Earlier today, we had posted this picture on Facebook of what happens to an aircraft that lands on the wrong aircraft carrier while at sea:
Doubtless to say, the pilot in question must’ve been the butt of ready room jokes for weeks or even months afterwards. But, thankfully for the pilot, he landed aboard a carrier that belonged to the same navy. Odd sentence right? Well, in 1942, during the Battle of the Coral Sea, a few Japanese pilots tried landing aboard a different carrier than the one they took off from. Here’s the thing, though: that carrier wasn’t a registered vessel with the Imperial Japanese Navy.
Coral Sea was the first ever engagement in history where aircraft carriers fought aircraft carriers. Of course, these hulking ships didn’t directly engage each other (heck, they weren’t even in visual range of the opposing forces) but rather used their aircraft to attack and defend. The final result for the Allied side was the scuttling of the USS Lexington (CV-2, aka the Lady Lex) after it sustained severe damage, the USS Yorktown (CV-5) taking heavy damage as well, along with a destroyer and a fleet oiler sunk. The Japanese were subject to larger losses with a carrier sunk, a larger fleet carrier sailing away battered and thoroughly beaten and a number of smaller vessels (in comparison to carriers, that is) either sunk or damaged beyond repair.
Before I carry on with the explaining this most bizarre event, it should be noted that Japanese officers in command of their battle group weren’t as ready for the fight as their American counterparts in that they didn’t possess the radar available to the Yorktown and Lady Lex. So when a certain Admiral Takagi launched a flight of dive and torpedo bombers to attack an American cruiser group in their path, they were quickly met by Grumman F4F Wildcats launched by the US carriers, which had quickly detected the incoming attack flight. This not only had the effect of scaring the daylights out of the Japanese pilots but also contributed to mass confusion among the Japanese strike flight, causing them to abandon the mission they were tasked with and scatter.
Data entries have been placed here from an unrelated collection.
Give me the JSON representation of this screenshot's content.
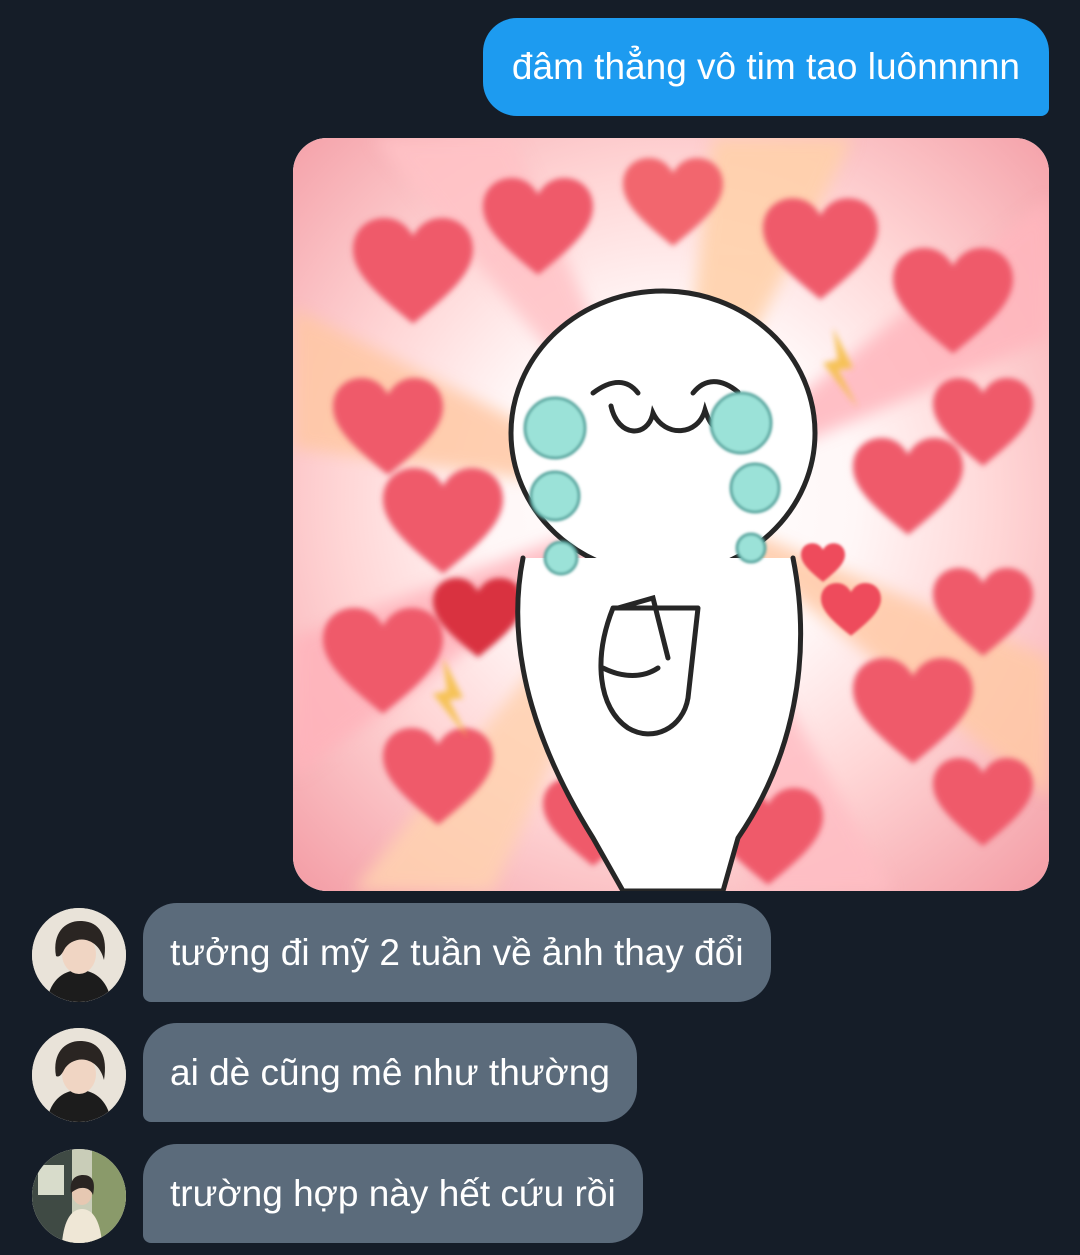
{
  "conversation": {
    "outgoing": [
      {
        "text": "đâm thẳng vô tim tao luônnnnn"
      }
    ],
    "incoming": [
      {
        "text": "tưởng đi mỹ 2 tuần về ảnh thay đổi"
      },
      {
        "text": "ai dè cũng mê như thường"
      },
      {
        "text": "trường hợp này hết cứu rồi"
      }
    ]
  },
  "colors": {
    "background": "#151d28",
    "outgoing_bubble": "#1d9bf0",
    "incoming_bubble": "#5b6b7b",
    "text": "#ffffff"
  }
}
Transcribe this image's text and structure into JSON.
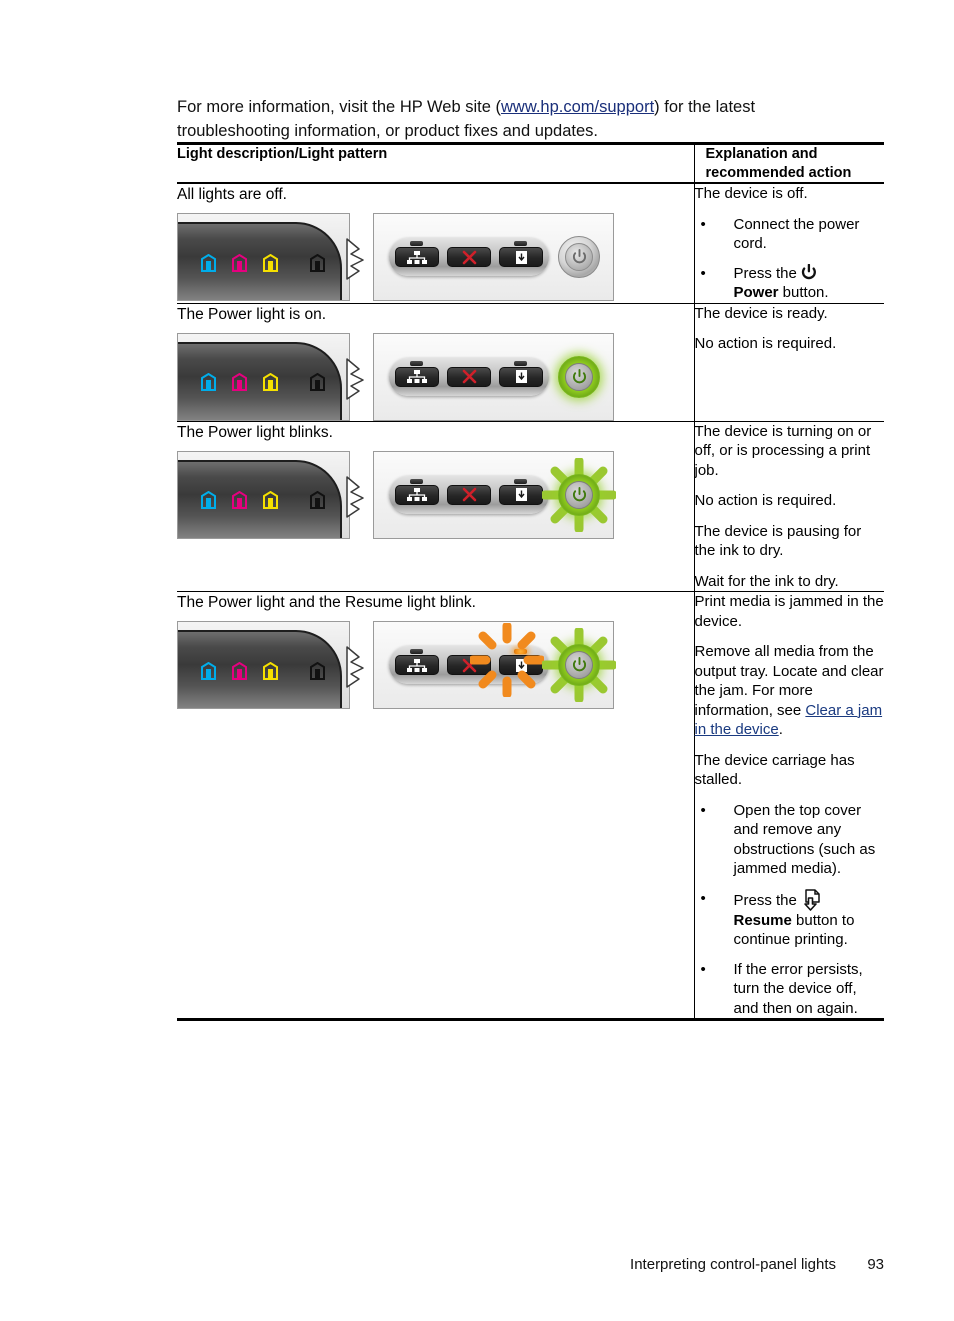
{
  "intro": {
    "before_link": "For more information, visit the HP Web site (",
    "link_text": "www.hp.com/support",
    "after_link": ") for the latest troubleshooting information, or product fixes and updates."
  },
  "table": {
    "headers": {
      "left": "Light description/Light pattern",
      "right": "Explanation and recommended action"
    },
    "rows": [
      {
        "description": "All lights are off.",
        "figure": {
          "power_state": "off",
          "resume_state": "off",
          "power_blinking": false,
          "resume_blinking": false
        },
        "explanation": {
          "lead": "The device is off.",
          "bullets": [
            {
              "text": "Connect the power cord.",
              "icon": "none",
              "bold_word": ""
            },
            {
              "text_before": "Press the ",
              "icon": "power-icon",
              "bold_word": "Power",
              "text_after": " button."
            }
          ],
          "paras": []
        }
      },
      {
        "description": "The Power light is on.",
        "figure": {
          "power_state": "on",
          "resume_state": "off",
          "power_blinking": false,
          "resume_blinking": false
        },
        "explanation": {
          "lead": "",
          "bullets": [],
          "paras": [
            "The device is ready.",
            "No action is required."
          ]
        }
      },
      {
        "description": "The Power light blinks.",
        "figure": {
          "power_state": "on",
          "resume_state": "off",
          "power_blinking": true,
          "resume_blinking": false
        },
        "explanation": {
          "lead": "",
          "bullets": [],
          "paras": [
            "The device is turning on or off, or is processing a print job.",
            "No action is required.",
            "The device is pausing for the ink to dry.",
            "Wait for the ink to dry."
          ]
        }
      },
      {
        "description": "The Power light and the Resume light blink.",
        "figure": {
          "power_state": "on",
          "resume_state": "on",
          "power_blinking": true,
          "resume_blinking": true
        },
        "explanation": {
          "lead": "",
          "bullets": [],
          "paras": []
        }
      }
    ]
  },
  "row4_content": {
    "para1": "Print media is jammed in the device.",
    "para2_before": "Remove all media from the output tray. Locate and clear the jam. For more information, see ",
    "para2_link": "Clear a jam in the device",
    "para2_after": ".",
    "para3": "The device carriage has stalled.",
    "bullet1": "Open the top cover and remove any obstructions (such as jammed media).",
    "bullet2_before": "Press the ",
    "bullet2_bold": "Resume",
    "bullet2_after": " button to continue printing.",
    "bullet3": "If the error persists, turn the device off, and then on again."
  },
  "panel": {
    "ink_icons": [
      "cyan-ink-icon",
      "magenta-ink-icon",
      "yellow-ink-icon",
      "black-ink-icon"
    ],
    "ink_colors": [
      "#00adea",
      "#e5007f",
      "#f5e000",
      "#1a1a1a"
    ],
    "buttons": [
      "network-button",
      "cancel-button",
      "resume-button"
    ],
    "power_button": "power-button",
    "cancel_color": "#d0202a",
    "ray_green": "#9bc832",
    "ray_orange": "#f18a1e"
  },
  "footer": {
    "section": "Interpreting control-panel lights",
    "page_number": "93"
  }
}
The Japanese pilots had no other option than to head back to their ships, lest they become fodder for the .50 caliber machine guns of the Wildcats. Dusk was already upon them and their situation wasn’t getting any better. A number of disoriented pilots, still reeling from the shock of the unexpected American interception, circled around looking for their carrier and found a flattop. Assuming it was one of their own, they entered into a landing pattern, signaling the landing officers on deck that they were preparing to touch down. As it turns out, the battle-weary pilots didn’t realize that they were about to land on the USS Yorktown. Truth be told, according to VF-42 pilot Lieutenant Junior Grade Elbert McCuskey, even American sailors were totally unwitting of what was unfolding:
“Everything was in a mess, with the Japanese planes and the American planes and the carriers all over the place. I couldn’t find my carrier, so I landed on an-other. I saw 3 Japanese planes circling with us, and thought they were part of a group from another carrier. I landed and was in the ready room when someone got wise that those 3 were Japanese.” 
As the first Japanese pilot in the pattern attempted to set his bomber down, he suddenly came to his senses while his engine entered the idling stage and he was drifting in for a textbook landing. Ramming his throttle forward, he jinked away at the last second with his (now even more confused) fellow dive and torpedo pilots following his lead. Their aircraft were unarmed as they had jettisoned their ordnance as was procedure prior to landing. American gunners aboard the Yorktown wised up immediately and began firing at anything in the air, even mistaking friendly Wildcats for targets. All in all, around 27 Japanese planes took off that day, only 18 returned to their [correct] carrier.
The following is a recollection from Bill Surgi, a midshipman aboard the Yorktown at the time of the incident:
“It happened at sunset. There was light in the western skies, and it was dark to the east. We on Yorktown were preparing to land our CAP (Combat Air Patrol) of F4F Wildcat fighters when a group of aircraft circled the task force sending blinker light signals that we did not recognise. This group of aircraft joined our landing pattern. Our LSO (Landing Signal Officer) would have been expecting to bring aboard the F4Fs of our CAP because they were the only aircraft expected at this time. The F4Fs had close in, retractable landing gear. The LSO sees an aircraft with wide spread, fixed landing gear coming into the landing pattern. It was a Japanese Aichi Type 99 “Val” dive bomber, so he waves it off, and the Japanese pilot took the wave off. Our skipper, Capt. Buckmaster, passed the word ‘stand by to repel boarders’. As the Japanese plane went by the port side, and the “meat ball” * was seen, all guns took him on. It was like fireworks, with tracers going into any aircraft that went by. I guess they got the idea we were not theirs! It was unusual to say the least, and we were on edge. In the general confusion, some of the F4Fs of our CAP flew through friendly fire. Ensign William. W. Barnes landed with his oil cooler shot up. He was ready to fight the plane handlers, wanting to know why we shot at him.” 
* Service slang for the Japanese national insignia on aircraft.